A national audit by Stop Stock Outs last year found that only 20% of reported cases were caused by manufacturing issues. The remaining 80% were attributed to management and logistical challenges between the medicine depot and clinics at both provincial and district levels. These included incorrect quantities of drugs being ordered by clinics, inaccurate forecasting of drugs per population, and poor stock management at facility level. Marcus Low, head of policy at the TAC, said that the NDoH 'keeps shifting the focus to international supply shortages, but this is a red herring'. He said drugs such as penicillin and abacavir were the exception, as they were facing actual supply problems. 'To deal with this crisis we must address the underlying problems of poor management, cadre deployment and under-investment in medicines distribution,' he stressed.
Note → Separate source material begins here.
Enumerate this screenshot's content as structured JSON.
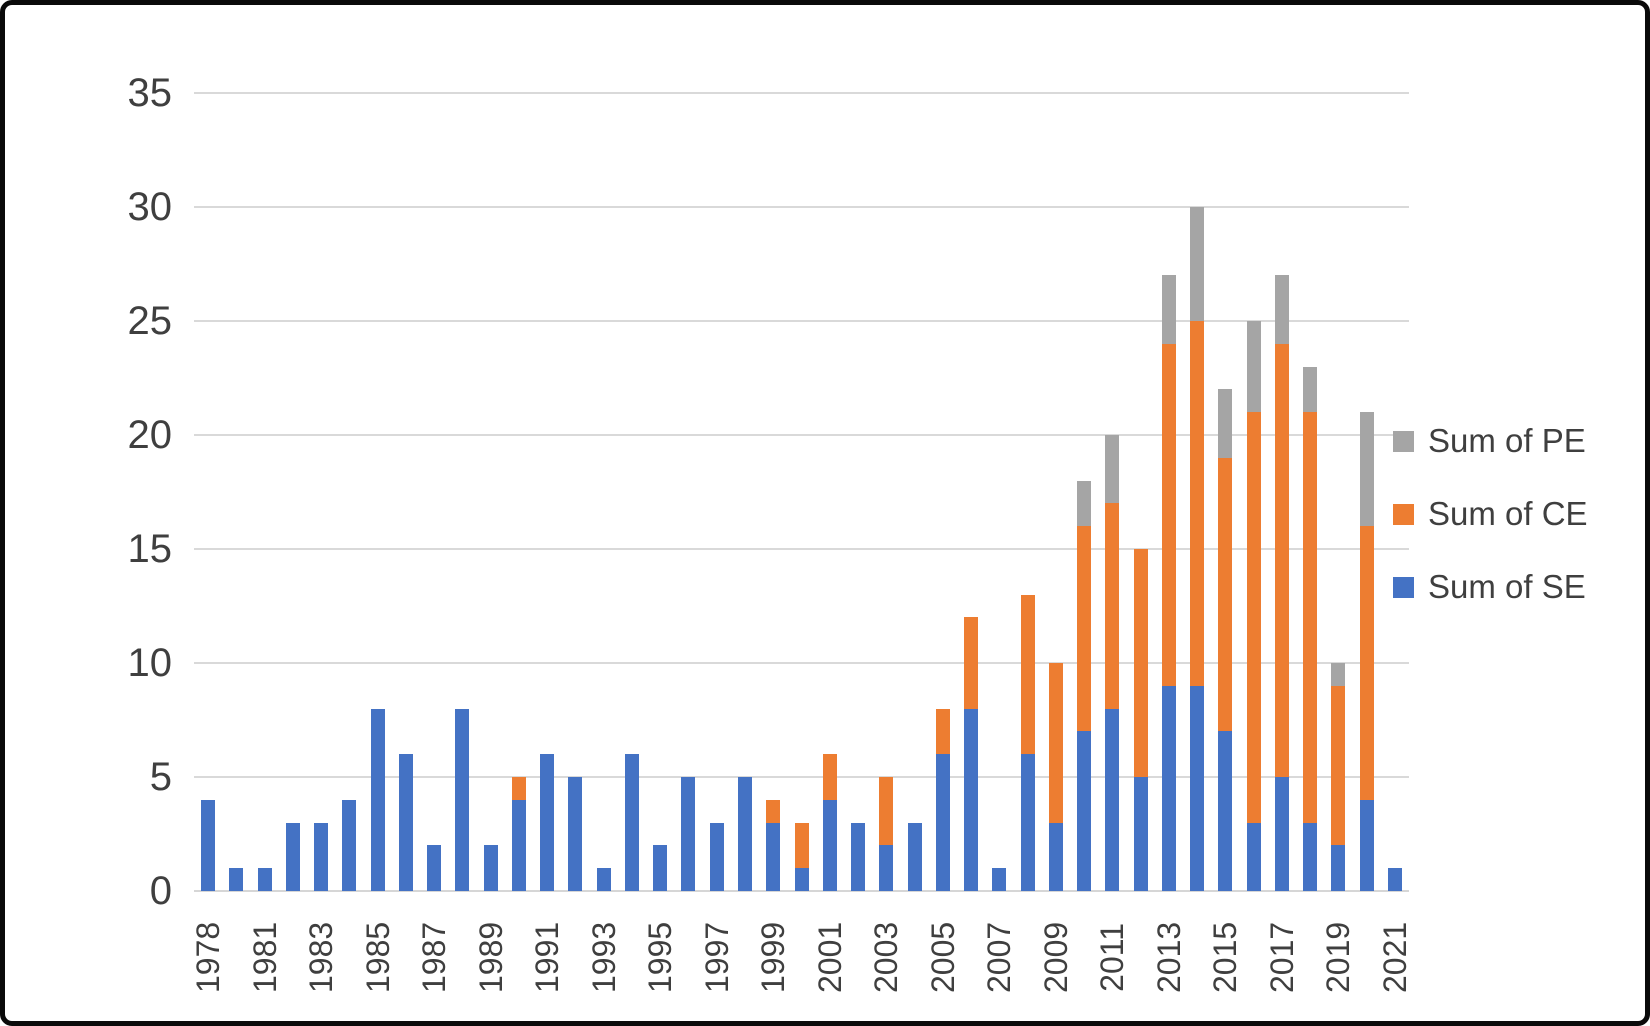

Motsoaledi has repeatedly cited problems with suppliers and even referred to an international report showing 'that we are not the only country that has shortages'. Responding to the latest specific KZN revelations, Motsoaledi said: 'It is quite unfortunate that this whole saga emerged from KZN, because this is one of two provinces where we are piloting. KZN in particular is fully covered by the new cell phone technology that traces drug stock-outs right up to facility level.' In his closing speech at the South African AIDS Conference on 12 June, Motsoaledi admitted that when drugs are not out of stock internationally and are still being manufactured, the problem lay with logistics. 'I never denied, I never ran away,' he added.